Epidemiolog Harvard Michael Mina juga mengatakan, hal tersebut merupakan terobosan yang positif. Proses SalivaDirect akan menekan biaya bahan baku tes PCR 30-90 persen.
”Biaya bahan baku (SalivaDirect) kurang dari 5 dollar AS, dibandingkan tes biasa yang mencapai 15-50 dollar AS. Hal ini bisa membuat tes PCR lebih mudah diakses oleh negara-negara berpendapatan rendah dan menengah,” kata Mina melalui akun Twitter-nya.
Diuji ke atlet NBA
Dalam proses penelitian SalivaDirect ini, peneliti membandingkan hasil deteksi SARS-CoV-2 melalui saliva dan swab nasofaring. Hasilnya, SalivaDirect dan swab konvensional 97 persen sama pada sampel positif Covid-19 dan 100 persen pada sampel negatif.

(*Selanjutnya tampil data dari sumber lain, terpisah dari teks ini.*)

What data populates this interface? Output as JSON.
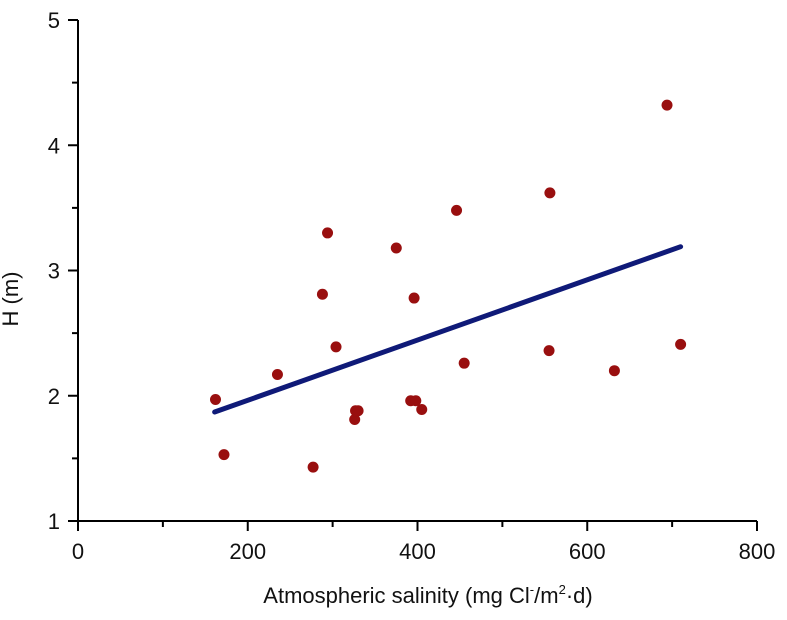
{
  "chart_data": {
    "type": "scatter",
    "title": "",
    "xlabel": "Atmospheric salinity (mg Cl",
    "xlabel_sup1": "-",
    "xlabel_mid": "/m",
    "xlabel_sup2": "2",
    "xlabel_end": "·d)",
    "ylabel": "H (m)",
    "xlim": [
      0,
      800
    ],
    "ylim": [
      1,
      5
    ],
    "x_ticks": [
      0,
      200,
      400,
      600,
      800
    ],
    "y_ticks": [
      1,
      2,
      3,
      4,
      5
    ],
    "x_ticks_labels": [
      "0",
      "200",
      "400",
      "600",
      "800"
    ],
    "y_ticks_labels": [
      "1",
      "2",
      "3",
      "4",
      "5"
    ],
    "grid": false,
    "series": [
      {
        "kind": "points",
        "color": "#990f0f",
        "points": [
          [
            162,
            1.97
          ],
          [
            172,
            1.53
          ],
          [
            235,
            2.17
          ],
          [
            277,
            1.43
          ],
          [
            288,
            2.81
          ],
          [
            294,
            3.3
          ],
          [
            304,
            2.39
          ],
          [
            326,
            1.81
          ],
          [
            327,
            1.88
          ],
          [
            330,
            1.88
          ],
          [
            375,
            3.18
          ],
          [
            392,
            1.96
          ],
          [
            398,
            1.96
          ],
          [
            396,
            2.78
          ],
          [
            405,
            1.89
          ],
          [
            446,
            3.48
          ],
          [
            455,
            2.26
          ],
          [
            555,
            2.36
          ],
          [
            556,
            3.62
          ],
          [
            632,
            2.2
          ],
          [
            694,
            4.32
          ],
          [
            710,
            2.41
          ]
        ]
      },
      {
        "kind": "fit-line",
        "color": "#0f1a78",
        "points": [
          [
            161,
            1.87
          ],
          [
            710,
            3.19
          ]
        ]
      }
    ]
  }
}
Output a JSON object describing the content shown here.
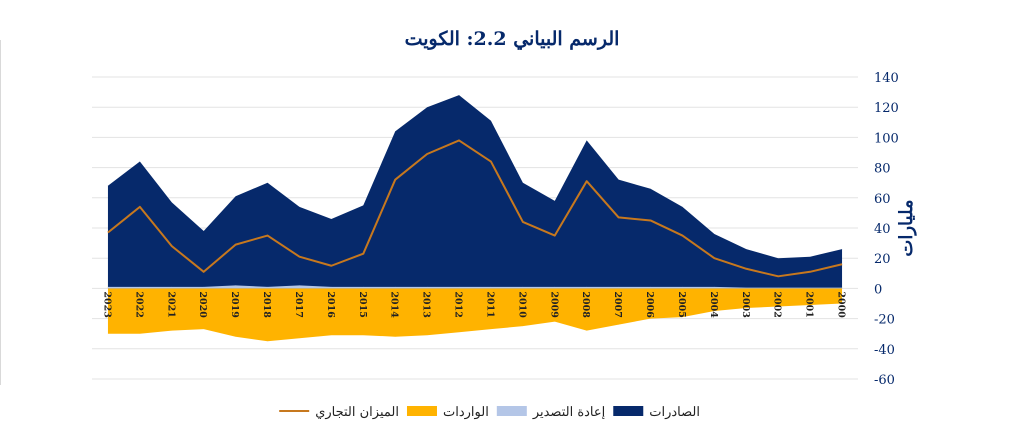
{
  "chart_data": {
    "type": "area",
    "title": "الرسم البياني 2.2: الكويت",
    "xlabel": "",
    "ylabel": "مليارات",
    "ylim": [
      -60,
      140
    ],
    "y_ticks": [
      140,
      120,
      100,
      80,
      60,
      40,
      20,
      0,
      -20,
      -40,
      -60
    ],
    "grid": true,
    "legend_position": "bottom",
    "categories": [
      "2023",
      "2022",
      "2021",
      "2020",
      "2019",
      "2018",
      "2017",
      "2016",
      "2015",
      "2014",
      "2013",
      "2012",
      "2011",
      "2010",
      "2009",
      "2008",
      "2007",
      "2006",
      "2005",
      "2004",
      "2003",
      "2002",
      "2001",
      "2000"
    ],
    "series": [
      {
        "name": "الصادرات",
        "kind": "area",
        "color": "#06296b",
        "values": [
          68,
          84,
          57,
          38,
          61,
          70,
          54,
          46,
          55,
          104,
          120,
          128,
          111,
          70,
          58,
          98,
          72,
          66,
          54,
          36,
          26,
          20,
          21,
          26
        ]
      },
      {
        "name": "الواردات",
        "kind": "area",
        "color": "#ffb300",
        "values": [
          -30,
          -30,
          -28,
          -27,
          -32,
          -35,
          -33,
          -31,
          -31,
          -32,
          -31,
          -29,
          -27,
          -25,
          -22,
          -28,
          -24,
          -20,
          -19,
          -15,
          -13,
          -12,
          -11,
          -10
        ]
      },
      {
        "name": "إعادة التصدير",
        "kind": "area",
        "color": "#b4c6e7",
        "values": [
          1,
          1,
          1,
          1,
          2,
          1,
          2,
          1,
          1,
          1,
          1,
          1,
          1,
          1,
          1,
          1,
          1,
          1,
          1,
          1,
          0.5,
          0.5,
          0.5,
          0.5
        ]
      },
      {
        "name": "الميزان التجاري",
        "kind": "line",
        "color": "#c7781e",
        "values": [
          37,
          54,
          28,
          11,
          29,
          35,
          21,
          15,
          23,
          72,
          89,
          98,
          84,
          44,
          35,
          71,
          47,
          45,
          35,
          20,
          13,
          8,
          11,
          16
        ]
      }
    ],
    "legend_order": [
      0,
      2,
      1,
      3
    ]
  }
}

Untuk proses validasi lebih jauh, Vogels mengatakan, pihaknya telah bekerja sama dengan Asosiasi Bola Basket Nasional AS (National Basketball Association/NBA) dan Perhimpunan Atlet Bola Basket Profesional AS (National Basketball Players Association/NBPA).
Para staf klub dan atlet NBA yang kini berkompetisi secara terisolasi di Orlando, Florida, AS, akan juga dites menggunakan metode SalivaDirect.
”Para pemain kami turut bersemangat terlibat dalam penelitian ini. Tidak hanya memberikan alternatif tes bagi para pemain, tetapi juga karena dapat berkontribusi pada kemajuan penelitian melawan virus ini,” kata Chief Medical Officer NBPA Joe Rogowski.